“Now, what I want is, Facts,” said the
schoolmaster Thomas Gradgrind, “Facts alone are wanted in life. Plant nothing else, and root out everything
else” (Dickenson 1). So begins the famous
first chapter of Hard Times. A really bleak picture of education under a
utilitarian system.
Utilitarianists
may not all have agreed, but many nineteenth century scholars did. I was recently surprised to find Dickens
quoted in a most unexpected place, one of my historiography books. Edward Hallett Carr, in his attempt to define
the study of history, observed that the nineteenth century was “a great age for
facts” (Carr 5).
It
may not seem surprising to describe history as the study of facts. The 1830s historian Ranke claimed that the
job of the historian is to simply describe “how it really was” (Carr 5). First gather the facts and then draw
conclusions from them. This may sound
like common sense, but let’s think about it a little more.
For
starters, what is a fact? Who decides
what the facts are? Which facts are
chosen and how are they organized?
(Problems still encountered by journalists as well as historians…)
The
inclusion, omission, and arrangement of various “facts” can promote different
interpretations or conclusions.
Gradgrind’s collection of blue books could be used to prove “anything
you like” (Dickens 71). Gradgrind sat
among his collection of facts and settled the most complicated social
questions, once and for all. All the
facts may have proven his solutions, but it made no difference to the people
concerned. Studying “just the facts” is
like an astronomer in an observatory with no windows (Dickens 71). Useless.
James
Harthouse, also not the best role-model, had another name for the “hard Fact
fellows.” He had been adopted into their
tribe, and believed they were most certainly all “conscious hypocrites”
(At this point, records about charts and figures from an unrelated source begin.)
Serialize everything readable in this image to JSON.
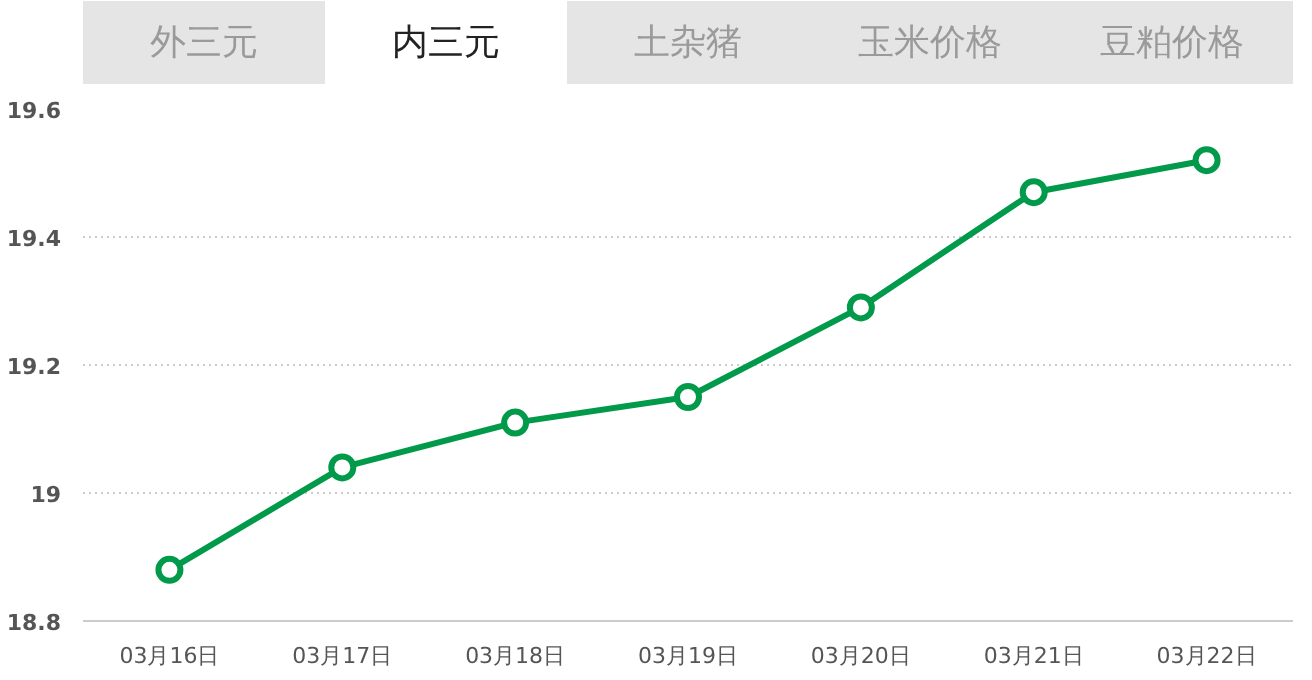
{
  "chart_data": {
    "type": "line",
    "annotations": [
      "外三元",
      "内三元",
      "土杂猪",
      "玉米价格",
      "豆粕价格"
    ],
    "categories": [
      "03月16日",
      "03月17日",
      "03月18日",
      "03月19日",
      "03月20日",
      "03月21日",
      "03月22日"
    ],
    "series": [
      {
        "color": "#009a4a",
        "values": [
          18.88,
          19.04,
          19.11,
          19.15,
          19.29,
          19.47,
          19.52
        ]
      }
    ],
    "ylim": [
      18.8,
      19.6
    ],
    "yticks": [
      18.8,
      19,
      19.2,
      19.4,
      19.6
    ],
    "grid": "y",
    "marker": "circle",
    "line_style": "solid"
  }
}
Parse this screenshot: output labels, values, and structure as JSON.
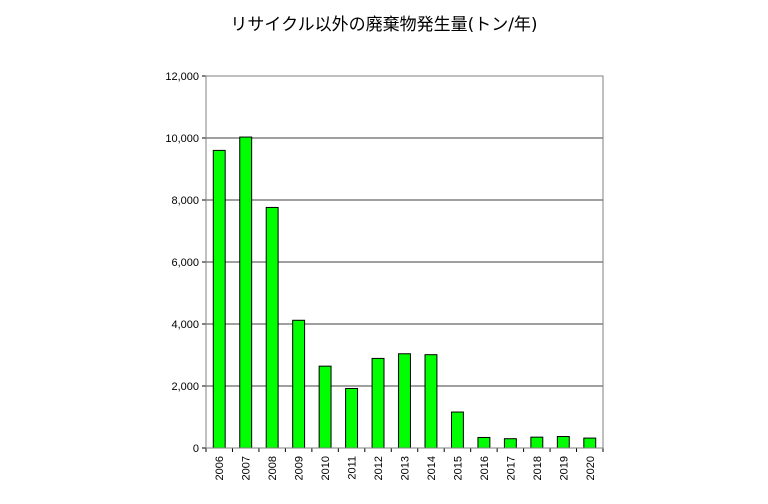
{
  "chart_data": {
    "type": "bar",
    "title": "リサイクル以外の廃棄物発生量(トン/年)",
    "xlabel": "",
    "ylabel": "",
    "categories": [
      "2006",
      "2007",
      "2008",
      "2009",
      "2010",
      "2011",
      "2012",
      "2013",
      "2014",
      "2015",
      "2016",
      "2017",
      "2018",
      "2019",
      "2020"
    ],
    "values": [
      9600,
      10030,
      7760,
      4120,
      2640,
      1920,
      2890,
      3040,
      3010,
      1160,
      340,
      300,
      350,
      370,
      320
    ],
    "ylim": [
      0,
      12000
    ],
    "yticks": [
      0,
      2000,
      4000,
      6000,
      8000,
      10000,
      12000
    ],
    "ytick_labels": [
      "0",
      "2,000",
      "4,000",
      "6,000",
      "8,000",
      "10,000",
      "12,000"
    ],
    "grid": true,
    "legend": "none",
    "colors": {
      "bar_fill": "#00ff00",
      "bar_stroke": "#000000",
      "grid": "#000000"
    }
  }
}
(Dickens 124). Practitioners of virtue
and philanthropy may believe that everything is meaningless, but would never
say so. The “just the fact” fellows, by
contrast, believe everything is meaningless and do say so (Dickens 124).
What
Dickens was getting at, here, was certainly not that virtue or philanthropy are
meaningless. Rather, these “hard Fact”
fellows are missing the point of being human.
Statistics
may have been all-important in M’Choakumhild’s school. Statistics, percentages, and numbers are
facts, and facts are all that are necessary.
Right? For example, if a hundred
thousand people go on a long sea voyage, and five hundred die, what is the
percentage?
Nothing,
says Sissy Jupe. What do percentages
matter to the grieving friends and relatives? (Dickens 43).
Sissy,
uneducated though she was, still had all the right answers.
Works
Cited
Carr,
Edward Hallett. What is History? New York: Vintage, 1961. Print.
Dickens, Charles. Hard Times. New York: Dover, 2001. Print.
Dickens, Charles. Hard Times. New York: Dover, 2001. Print.